PRÓSPERO Y FORTUNATO

(A propósito del desastre natural que dejó un número todavía indeterminado de muertes, en el estado Vargas, Venezuela, en diciembre de 1999)

    Los conocí en La Guaira, un mediodía del año 99, justo a la hora de más calor. Y aun así vestían camisa manga larga metida por dentro del pantalón, porque, según decía Fortunato, y Próspero suscribía, “nada debe dar motivo para que se pierda la decencia”. Hombres de una urbanidad impecable, que sólo fracasaba en el sucio de la ropa y de los pies, escapados por entre los zapatos rotos. No eran hermanos, pero era evidente que nacieron para andar juntos y quererse. Egresaron de las mismas aceras, tomaron desde niños el mismo ron que los precipitó a una vejez absurda y engañosa. Recogían basura, botaban escombros, eran especialistas en trabajos indeseables, que cumplían en equipo con asombrosa eficiencia. Hasta que el amor llegó a sabotearles la concordia. Se llamaba Emilia. Fortunato, que la amó primero, me mostró una foto probatoria de sus atributos. Era el correlato femenino de ellos dos, igual de descosida, con los rasgos también envilecidos por el alcohol.
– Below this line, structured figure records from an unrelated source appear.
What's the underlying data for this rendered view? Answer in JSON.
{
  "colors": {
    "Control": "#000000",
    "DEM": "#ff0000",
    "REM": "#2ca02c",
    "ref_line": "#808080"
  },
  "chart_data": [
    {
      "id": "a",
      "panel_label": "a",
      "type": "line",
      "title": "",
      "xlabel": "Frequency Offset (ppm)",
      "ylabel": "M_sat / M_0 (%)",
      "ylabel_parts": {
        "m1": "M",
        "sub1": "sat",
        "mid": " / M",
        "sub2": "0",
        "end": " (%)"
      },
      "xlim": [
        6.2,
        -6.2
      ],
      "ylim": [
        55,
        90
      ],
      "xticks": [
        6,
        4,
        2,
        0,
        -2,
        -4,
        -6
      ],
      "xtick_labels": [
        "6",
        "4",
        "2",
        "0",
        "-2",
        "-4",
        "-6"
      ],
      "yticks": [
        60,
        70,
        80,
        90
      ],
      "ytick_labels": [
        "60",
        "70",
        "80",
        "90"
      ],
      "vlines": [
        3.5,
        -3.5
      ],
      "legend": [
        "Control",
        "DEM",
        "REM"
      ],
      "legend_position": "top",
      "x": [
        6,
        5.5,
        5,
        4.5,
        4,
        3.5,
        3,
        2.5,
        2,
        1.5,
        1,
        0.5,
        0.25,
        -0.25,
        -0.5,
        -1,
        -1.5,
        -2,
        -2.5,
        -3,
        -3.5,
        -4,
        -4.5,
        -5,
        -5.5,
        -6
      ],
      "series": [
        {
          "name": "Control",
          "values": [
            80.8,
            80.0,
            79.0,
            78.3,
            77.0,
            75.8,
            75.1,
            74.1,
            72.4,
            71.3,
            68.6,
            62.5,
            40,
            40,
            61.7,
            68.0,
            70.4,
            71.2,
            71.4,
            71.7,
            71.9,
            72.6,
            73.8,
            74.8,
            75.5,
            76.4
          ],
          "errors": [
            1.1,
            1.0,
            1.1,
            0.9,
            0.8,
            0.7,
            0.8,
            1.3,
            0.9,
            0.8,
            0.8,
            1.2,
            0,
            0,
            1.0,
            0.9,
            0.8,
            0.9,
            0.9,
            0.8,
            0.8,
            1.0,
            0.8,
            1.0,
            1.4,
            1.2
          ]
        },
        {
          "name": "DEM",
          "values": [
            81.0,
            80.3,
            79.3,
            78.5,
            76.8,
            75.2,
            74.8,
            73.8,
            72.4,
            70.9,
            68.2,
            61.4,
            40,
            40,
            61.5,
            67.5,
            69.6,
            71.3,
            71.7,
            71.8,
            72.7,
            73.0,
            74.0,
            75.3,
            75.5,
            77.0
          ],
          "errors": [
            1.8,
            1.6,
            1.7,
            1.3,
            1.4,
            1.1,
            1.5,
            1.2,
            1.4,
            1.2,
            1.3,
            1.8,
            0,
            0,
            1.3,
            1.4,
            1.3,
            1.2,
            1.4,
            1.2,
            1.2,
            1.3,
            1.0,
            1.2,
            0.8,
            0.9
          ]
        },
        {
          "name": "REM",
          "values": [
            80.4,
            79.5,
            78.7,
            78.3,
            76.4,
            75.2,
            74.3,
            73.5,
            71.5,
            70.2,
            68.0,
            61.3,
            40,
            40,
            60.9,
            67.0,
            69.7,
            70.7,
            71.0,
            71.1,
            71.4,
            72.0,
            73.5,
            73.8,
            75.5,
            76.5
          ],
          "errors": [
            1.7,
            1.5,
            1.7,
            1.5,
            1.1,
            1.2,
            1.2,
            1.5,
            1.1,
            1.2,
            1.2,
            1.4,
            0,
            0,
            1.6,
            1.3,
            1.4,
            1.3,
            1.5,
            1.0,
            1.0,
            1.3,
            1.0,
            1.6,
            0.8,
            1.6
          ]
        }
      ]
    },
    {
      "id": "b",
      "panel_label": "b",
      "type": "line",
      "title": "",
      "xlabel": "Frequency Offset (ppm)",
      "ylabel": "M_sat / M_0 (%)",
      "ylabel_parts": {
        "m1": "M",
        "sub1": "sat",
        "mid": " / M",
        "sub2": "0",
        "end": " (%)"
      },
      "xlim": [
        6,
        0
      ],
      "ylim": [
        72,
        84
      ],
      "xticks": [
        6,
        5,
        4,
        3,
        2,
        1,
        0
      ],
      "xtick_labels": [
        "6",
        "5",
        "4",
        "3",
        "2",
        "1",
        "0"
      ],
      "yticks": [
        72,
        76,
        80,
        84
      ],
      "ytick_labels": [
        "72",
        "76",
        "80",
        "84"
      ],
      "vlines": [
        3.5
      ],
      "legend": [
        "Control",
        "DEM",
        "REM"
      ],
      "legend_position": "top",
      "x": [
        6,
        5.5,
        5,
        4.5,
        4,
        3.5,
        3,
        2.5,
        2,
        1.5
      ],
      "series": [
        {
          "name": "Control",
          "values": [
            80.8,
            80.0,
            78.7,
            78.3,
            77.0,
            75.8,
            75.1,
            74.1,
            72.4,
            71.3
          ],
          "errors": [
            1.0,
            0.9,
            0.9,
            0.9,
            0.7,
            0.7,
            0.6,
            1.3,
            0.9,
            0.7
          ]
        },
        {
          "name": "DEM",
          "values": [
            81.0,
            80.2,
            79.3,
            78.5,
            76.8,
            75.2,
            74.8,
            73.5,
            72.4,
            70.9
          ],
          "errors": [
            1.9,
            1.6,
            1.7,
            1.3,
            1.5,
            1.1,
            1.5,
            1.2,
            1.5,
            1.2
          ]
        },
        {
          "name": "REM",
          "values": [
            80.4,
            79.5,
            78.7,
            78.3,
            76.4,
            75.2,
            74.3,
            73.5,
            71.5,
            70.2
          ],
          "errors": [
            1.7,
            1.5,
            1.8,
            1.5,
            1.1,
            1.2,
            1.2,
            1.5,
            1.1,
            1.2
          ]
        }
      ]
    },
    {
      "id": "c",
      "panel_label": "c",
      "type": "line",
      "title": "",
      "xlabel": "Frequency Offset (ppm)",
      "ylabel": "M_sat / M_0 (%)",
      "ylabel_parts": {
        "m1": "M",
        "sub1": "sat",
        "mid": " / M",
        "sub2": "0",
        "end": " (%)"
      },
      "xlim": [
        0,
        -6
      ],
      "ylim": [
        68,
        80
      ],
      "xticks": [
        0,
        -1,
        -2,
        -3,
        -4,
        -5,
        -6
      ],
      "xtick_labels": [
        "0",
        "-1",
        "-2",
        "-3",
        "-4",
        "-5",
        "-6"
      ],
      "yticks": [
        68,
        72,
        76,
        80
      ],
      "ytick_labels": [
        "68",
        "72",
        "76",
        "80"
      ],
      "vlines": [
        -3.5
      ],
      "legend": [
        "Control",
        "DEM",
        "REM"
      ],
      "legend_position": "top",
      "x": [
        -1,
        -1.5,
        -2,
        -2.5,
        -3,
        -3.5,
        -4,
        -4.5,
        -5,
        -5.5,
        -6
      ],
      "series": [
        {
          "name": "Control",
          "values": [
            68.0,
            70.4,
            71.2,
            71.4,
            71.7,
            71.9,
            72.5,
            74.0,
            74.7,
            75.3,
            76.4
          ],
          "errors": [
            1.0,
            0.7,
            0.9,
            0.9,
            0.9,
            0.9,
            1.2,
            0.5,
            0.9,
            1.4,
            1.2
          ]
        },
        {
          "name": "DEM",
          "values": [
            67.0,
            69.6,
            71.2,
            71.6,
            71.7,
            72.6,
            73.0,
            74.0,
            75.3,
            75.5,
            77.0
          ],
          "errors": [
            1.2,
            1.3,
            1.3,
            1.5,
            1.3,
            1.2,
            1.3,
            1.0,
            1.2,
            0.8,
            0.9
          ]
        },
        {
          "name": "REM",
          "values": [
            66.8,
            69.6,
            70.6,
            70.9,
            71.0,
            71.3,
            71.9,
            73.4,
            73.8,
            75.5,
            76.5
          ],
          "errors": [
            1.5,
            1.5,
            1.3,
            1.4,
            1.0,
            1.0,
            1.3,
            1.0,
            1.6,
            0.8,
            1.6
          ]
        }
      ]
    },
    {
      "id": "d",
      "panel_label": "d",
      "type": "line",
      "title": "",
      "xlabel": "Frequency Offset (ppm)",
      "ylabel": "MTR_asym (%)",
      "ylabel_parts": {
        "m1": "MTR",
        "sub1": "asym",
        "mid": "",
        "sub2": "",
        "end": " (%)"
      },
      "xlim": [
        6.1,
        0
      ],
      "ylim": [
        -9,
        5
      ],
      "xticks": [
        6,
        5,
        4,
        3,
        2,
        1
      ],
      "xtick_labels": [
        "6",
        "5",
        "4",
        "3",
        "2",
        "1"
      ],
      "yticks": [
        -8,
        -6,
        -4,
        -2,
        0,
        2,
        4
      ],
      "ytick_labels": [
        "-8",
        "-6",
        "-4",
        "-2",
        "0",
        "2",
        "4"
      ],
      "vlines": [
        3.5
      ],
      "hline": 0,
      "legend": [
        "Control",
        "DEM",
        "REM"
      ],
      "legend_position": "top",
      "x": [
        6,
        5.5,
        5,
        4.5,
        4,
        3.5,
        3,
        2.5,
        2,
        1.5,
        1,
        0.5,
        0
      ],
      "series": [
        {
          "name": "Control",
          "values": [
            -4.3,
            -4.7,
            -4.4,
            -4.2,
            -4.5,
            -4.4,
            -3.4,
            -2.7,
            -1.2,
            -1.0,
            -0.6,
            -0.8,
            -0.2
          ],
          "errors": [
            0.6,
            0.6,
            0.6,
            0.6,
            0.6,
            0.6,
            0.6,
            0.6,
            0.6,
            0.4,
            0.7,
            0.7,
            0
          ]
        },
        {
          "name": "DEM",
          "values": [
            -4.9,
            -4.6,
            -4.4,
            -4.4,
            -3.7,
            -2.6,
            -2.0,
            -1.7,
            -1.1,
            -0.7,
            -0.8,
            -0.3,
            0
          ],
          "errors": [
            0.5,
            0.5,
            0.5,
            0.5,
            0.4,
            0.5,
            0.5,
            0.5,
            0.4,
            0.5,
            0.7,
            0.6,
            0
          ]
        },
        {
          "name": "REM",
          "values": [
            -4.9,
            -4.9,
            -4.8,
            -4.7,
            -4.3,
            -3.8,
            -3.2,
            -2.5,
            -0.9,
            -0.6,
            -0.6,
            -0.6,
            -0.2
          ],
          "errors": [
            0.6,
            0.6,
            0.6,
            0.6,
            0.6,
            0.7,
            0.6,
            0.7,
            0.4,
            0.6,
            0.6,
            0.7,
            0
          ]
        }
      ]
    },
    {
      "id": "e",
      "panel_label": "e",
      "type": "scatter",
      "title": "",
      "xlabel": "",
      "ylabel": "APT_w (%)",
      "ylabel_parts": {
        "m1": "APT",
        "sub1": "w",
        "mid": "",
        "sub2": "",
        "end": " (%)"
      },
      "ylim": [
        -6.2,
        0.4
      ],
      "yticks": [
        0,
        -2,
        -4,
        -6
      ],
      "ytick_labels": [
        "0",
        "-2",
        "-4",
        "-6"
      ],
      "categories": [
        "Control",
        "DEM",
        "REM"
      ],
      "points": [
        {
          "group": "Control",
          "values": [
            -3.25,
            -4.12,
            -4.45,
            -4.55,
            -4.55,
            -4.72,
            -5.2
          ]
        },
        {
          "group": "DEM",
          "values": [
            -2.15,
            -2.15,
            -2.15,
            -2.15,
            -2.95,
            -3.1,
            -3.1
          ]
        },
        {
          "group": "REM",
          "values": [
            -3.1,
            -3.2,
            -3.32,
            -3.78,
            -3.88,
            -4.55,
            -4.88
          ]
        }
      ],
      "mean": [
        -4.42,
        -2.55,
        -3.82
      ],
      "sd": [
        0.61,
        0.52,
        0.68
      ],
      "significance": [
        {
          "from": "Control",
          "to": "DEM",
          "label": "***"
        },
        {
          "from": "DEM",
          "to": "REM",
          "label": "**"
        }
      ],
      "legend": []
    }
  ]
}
Tuve que degradarme a una mentira. “Es bella”, le dije. “Y lo peor es que ella lo sabe”, respondió Fortunato, cuarteándose de celos. Próspero tenía la espina de esa misma pasión molestándole en el pecho. Y él también la hizo suya. Un día se fueron a las manos. Fue una pelea fantasmagórica, de agresiones precarias y evasivas inciertas. La borrachera colosal de ambos hacía imposible que se lastimaran. Al cabo, se enredaron en una acometida incompleta y los dos rodaron por la cuesta, hacia el “container” de basura que finalmente los detuvo. Quizá fue ese el momento más doloroso de su cariño inquebrantable. Tanto así, que Fortunato transgredió su propia regla de evitar malas palabras. “No te jodo porque te quiero”, le terminó diciendo a Próspero con los ojos anegados, y antes de que un abrazo profundo los uniera. No volví a saber de ellos, ni de la dama que los hizo desafiarse, hasta que el infausto deslave de aquel diciembre los encontró a los dos, juntos, en medio del lodo, con los ojos hacia el cielo, y seguramente pensando todavía en Emilia.